Granola bars are an easy, hold-and-go snack when you’re looking for a bit of a boost. They’re also potentially loaded with allergens from wheat to nuts to milk, to name a few. You can, however, make your own bars ahead of time. Not only does this allow you to get creative and make your own blend of goodness, it also allows you to create a convenient snack to hit the trail or the soccer field with. 

Store bars in an airtight container and wrap them individually to transport. Here’s the good news: you can tweak most recipes you’ll find online to suit your needs or you can start with recipes like this one from Two Peas in Their Pod

Dried Fruit

Fruit is a healthy snack and it can be a great energy booster when you’re at little league practice or the playground. Whole fruit, however, can also mean sweet juice dripping down your chin and on your hands, and that's not always a great option if you don’t have ready access to water or wipes to clean up with. There are also things like peels and cores to contend with. We don’t consider either of these a hindrance to enjoying fresh fruit while you’re outside. Quite the contrary, it’s a good healthy snack and you can pick what you’re enjoying based on your specific food restrictions. However, if you’re looking for something different, dried fruits are a great option.

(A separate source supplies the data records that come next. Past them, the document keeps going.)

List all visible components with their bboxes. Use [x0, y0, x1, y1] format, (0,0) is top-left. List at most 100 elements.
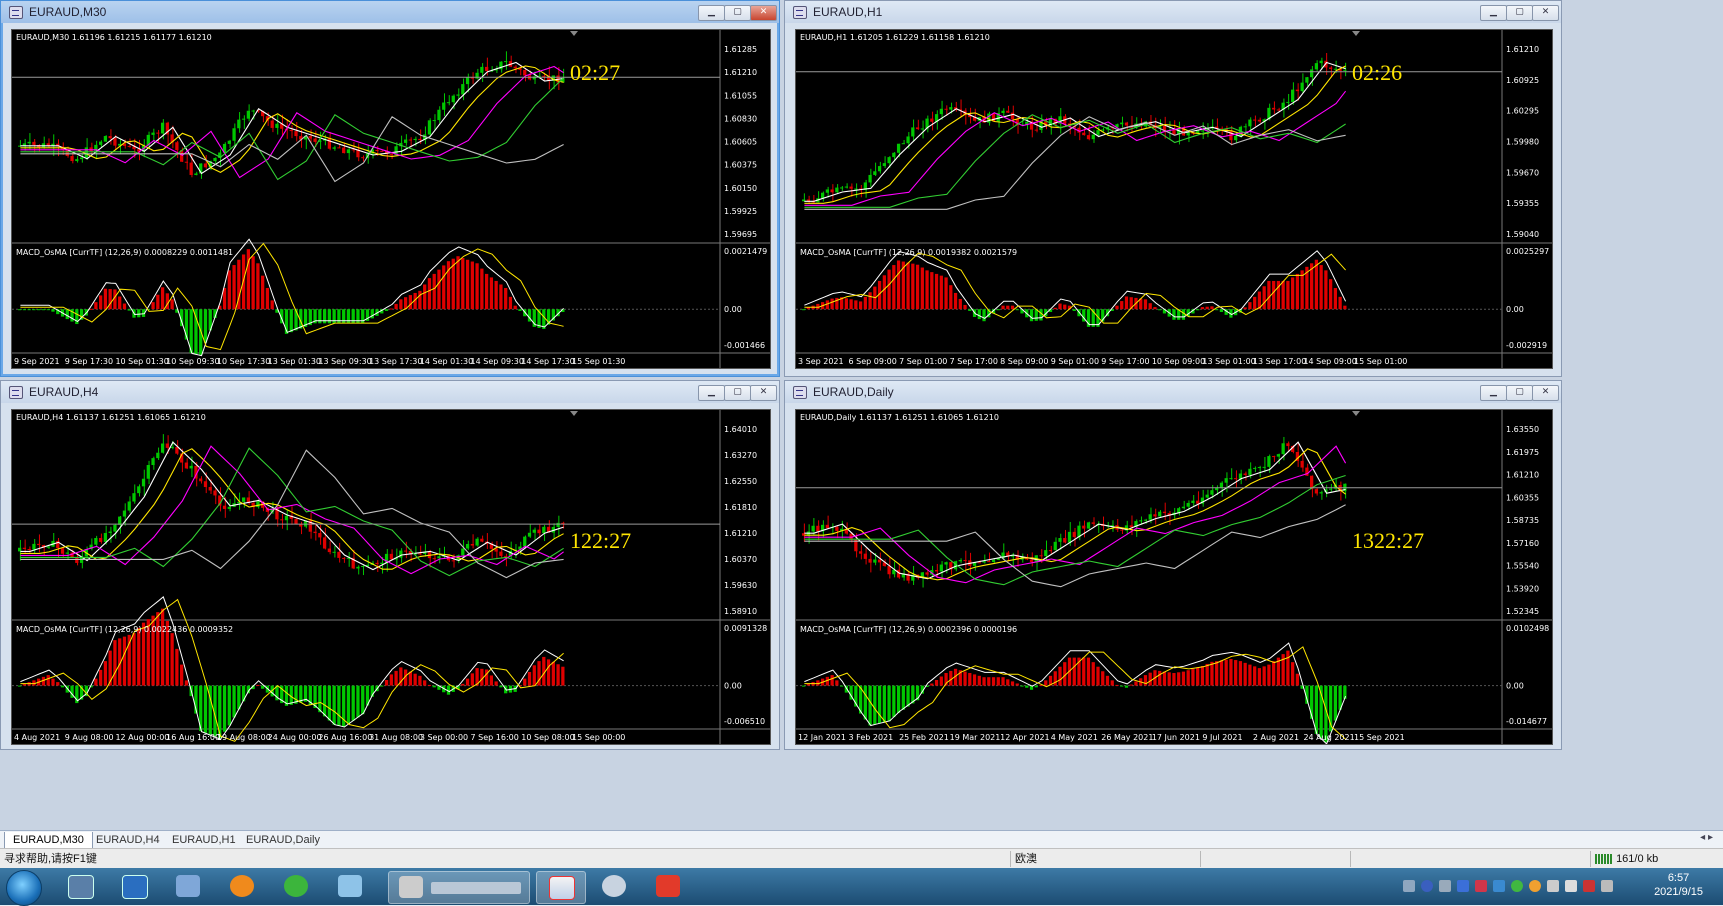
candle-countdown: 1322:27 — [1352, 528, 1425, 553]
price-chart-area[interactable]: 1.61210 1.60925 1.60295 1.59980 1.59670 1.593… — [795, 29, 1553, 369]
macd-histogram-bar — [939, 676, 943, 686]
price-axis-label: 1.60605 — [724, 138, 757, 147]
macd-histogram-bar — [194, 309, 198, 355]
macd-histogram-bar — [222, 685, 227, 732]
tray-keyboard-icon[interactable] — [1403, 880, 1415, 892]
price-chart-area[interactable]: 1.63550 1.61975 1.61210 1.60355 1.58735 1.571… — [795, 409, 1553, 745]
tab-euraud-m30[interactable]: EURAUD,M30 — [4, 832, 93, 849]
price-chart-area[interactable]: 1.64010 1.63270 1.62550 1.61810 1.61210 1.603… — [11, 409, 771, 745]
candle-body — [127, 501, 131, 511]
close-button[interactable]: ✕ — [1532, 5, 1559, 21]
window-titlebar[interactable]: EURAUD,H1 ▁ ▢ ✕ — [785, 1, 1561, 23]
macd-histogram-bar — [1267, 280, 1271, 310]
candle-body — [1034, 129, 1038, 131]
time-axis-label: 15 Sep 00:00 — [572, 733, 625, 742]
macd-histogram-bar — [1143, 675, 1148, 686]
taskbar-app-button[interactable] — [272, 871, 320, 902]
maximize-button[interactable]: ▢ — [1506, 385, 1533, 401]
macd-histogram-bar — [1120, 301, 1124, 310]
taskbar-app-button[interactable] — [326, 871, 374, 902]
maximize-button[interactable]: ▢ — [1506, 5, 1533, 21]
candle-body — [313, 531, 317, 534]
macd-histogram-bar — [1253, 296, 1257, 310]
taskbar-app-button[interactable] — [218, 871, 266, 902]
taskbar-clock[interactable]: 6:57 2021/9/15 — [1654, 871, 1703, 899]
macd-histogram-bar — [934, 680, 939, 686]
candle-body — [342, 557, 346, 559]
candle-body — [820, 192, 825, 199]
macd-histogram-bar — [925, 270, 929, 310]
taskbar-app-button-blurred[interactable] — [388, 871, 530, 904]
chart-window-euraud-daily[interactable]: EURAUD,Daily ▁ ▢ ✕ 1.63550 1.61975 1.61210… — [784, 380, 1562, 750]
tab-scroll-arrows-icon[interactable]: ◂ ▸ — [1700, 832, 1713, 843]
candle-body — [84, 147, 88, 158]
macd-histogram-bar — [1115, 684, 1119, 686]
maximize-button[interactable]: ▢ — [724, 5, 751, 21]
tray-shield-icon[interactable] — [1457, 880, 1469, 892]
tray-security-icon[interactable] — [1475, 880, 1487, 892]
tray-flag-icon[interactable] — [1565, 880, 1577, 892]
macd-histogram-bar — [1186, 670, 1190, 686]
window-titlebar[interactable]: EURAUD,Daily ▁ ▢ ✕ — [785, 381, 1561, 403]
minimize-button[interactable]: ▁ — [1480, 385, 1507, 401]
macd-histogram-bar — [1181, 671, 1186, 686]
chart-svg[interactable]: 1.63550 1.61975 1.61210 1.60355 1.58735 1.571… — [796, 410, 1552, 744]
candle-body — [1063, 538, 1067, 543]
window-titlebar[interactable]: EURAUD,H4 ▁ ▢ ✕ — [1, 381, 779, 403]
price-axis-label: 1.61055 — [724, 91, 757, 100]
taskbar-metatrader-button[interactable] — [536, 871, 586, 904]
macd-histogram-bar — [1196, 309, 1200, 311]
window-titlebar[interactable]: EURAUD,M30 ▁ ▢ ✕ — [1, 1, 779, 23]
taskbar-app-button[interactable] — [110, 871, 158, 902]
tray-network-icon[interactable] — [1439, 880, 1451, 892]
tab-euraud-daily[interactable]: EURAUD,Daily — [238, 832, 328, 848]
macd-histogram-bar — [963, 304, 967, 310]
minimize-button[interactable]: ▁ — [1480, 5, 1507, 21]
chart-svg[interactable]: 1.61210 1.60925 1.60295 1.59980 1.59670 1.593… — [796, 30, 1552, 368]
candle-body — [65, 552, 69, 554]
tray-app-icon[interactable] — [1529, 880, 1541, 892]
chart-window-euraud-m30[interactable]: EURAUD,M30 ▁ ▢ ✕ 1.61285 1.61210 1.61055 1.… — [0, 0, 780, 377]
minimize-button[interactable]: ▁ — [698, 5, 725, 21]
macd-histogram-bar — [456, 256, 460, 310]
tray-volume-icon[interactable] — [1601, 880, 1613, 892]
taskbar-app-button[interactable] — [164, 871, 212, 902]
chart-window-euraud-h1[interactable]: EURAUD,H1 ▁ ▢ ✕ 1.61210 1.60925 1.60295 1.5… — [784, 0, 1562, 377]
candle-body — [944, 108, 948, 110]
macd-histogram-bar — [418, 290, 422, 310]
maximize-button[interactable]: ▢ — [724, 385, 751, 401]
tray-help-icon[interactable] — [1421, 880, 1433, 892]
candle-body — [470, 543, 474, 546]
tray-wechat-icon[interactable] — [1511, 880, 1523, 892]
macd-histogram-bar — [1105, 675, 1110, 686]
minimize-button[interactable]: ▁ — [698, 385, 725, 401]
tab-euraud-h4[interactable]: EURAUD,H4 — [88, 832, 168, 848]
tray-bluetooth-icon[interactable] — [1493, 880, 1505, 892]
candle-body — [987, 561, 991, 563]
candle-body — [175, 447, 179, 454]
chart-window-euraud-h4[interactable]: EURAUD,H4 ▁ ▢ ✕ 1.64010 1.63270 1.62550 1.6… — [0, 380, 780, 750]
price-chart-area[interactable]: 1.61285 1.61210 1.61055 1.60830 1.60605 1.603… — [11, 29, 771, 369]
start-button-icon[interactable] — [6, 870, 42, 906]
macd-histogram-bar — [911, 263, 915, 310]
tray-alert-icon[interactable] — [1583, 880, 1595, 892]
taskbar-app-button[interactable] — [56, 871, 104, 902]
macd-histogram-bar — [561, 666, 565, 686]
taskbar-app-button[interactable] — [590, 871, 638, 902]
macd-histogram-bar — [1234, 660, 1238, 686]
time-axis-label: 25 Feb 2021 — [899, 733, 949, 742]
close-button[interactable]: ✕ — [750, 385, 777, 401]
chart-svg[interactable]: 1.64010 1.63270 1.62550 1.61810 1.61210 1.603… — [12, 410, 770, 744]
chart-shift-marker-icon — [1352, 31, 1360, 36]
candle-body — [475, 538, 479, 546]
macd-histogram-bar — [1267, 664, 1271, 686]
macd-histogram-bar — [180, 664, 184, 686]
chart-svg[interactable]: 1.61285 1.61210 1.61055 1.60830 1.60605 1.603… — [12, 30, 770, 368]
tab-euraud-h1[interactable]: EURAUD,H1 — [164, 832, 244, 848]
close-button[interactable]: ✕ — [750, 5, 777, 21]
time-axis-label: 16 Aug 16:00 — [166, 733, 220, 742]
macd-histogram-bar — [499, 685, 503, 688]
taskbar-app-button[interactable] — [644, 871, 692, 902]
close-button[interactable]: ✕ — [1532, 385, 1559, 401]
tray-speaker-icon[interactable] — [1547, 880, 1559, 892]
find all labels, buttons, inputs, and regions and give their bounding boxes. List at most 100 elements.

Sometimes these treats come along with a cross contamination warning as they may be processed in facilities that are also packing nuts and other allergens. The good news is you can make your own dried fruit and you can do it without a dehydrator. Start with fruit like apples, bananas, mangos, pineapple, or strawberries. Wash your fruit and slice it thinly. Place your slices in a single layer on a baking sheet lined with parchment paper. Place your pan in an oven heated to 200 degrees for 2-3 hours or until the fruit reaches its desired consistency. 

Fruit Leather

While you’re in the kitchen chopping up fruit, consider making your own fruit leather. The perk? You can use recipes like this one from Food Network to make a healthier version of the prepackaged varieties. You can use your own blend of fruits for a custom blend of easy to travel with snacking.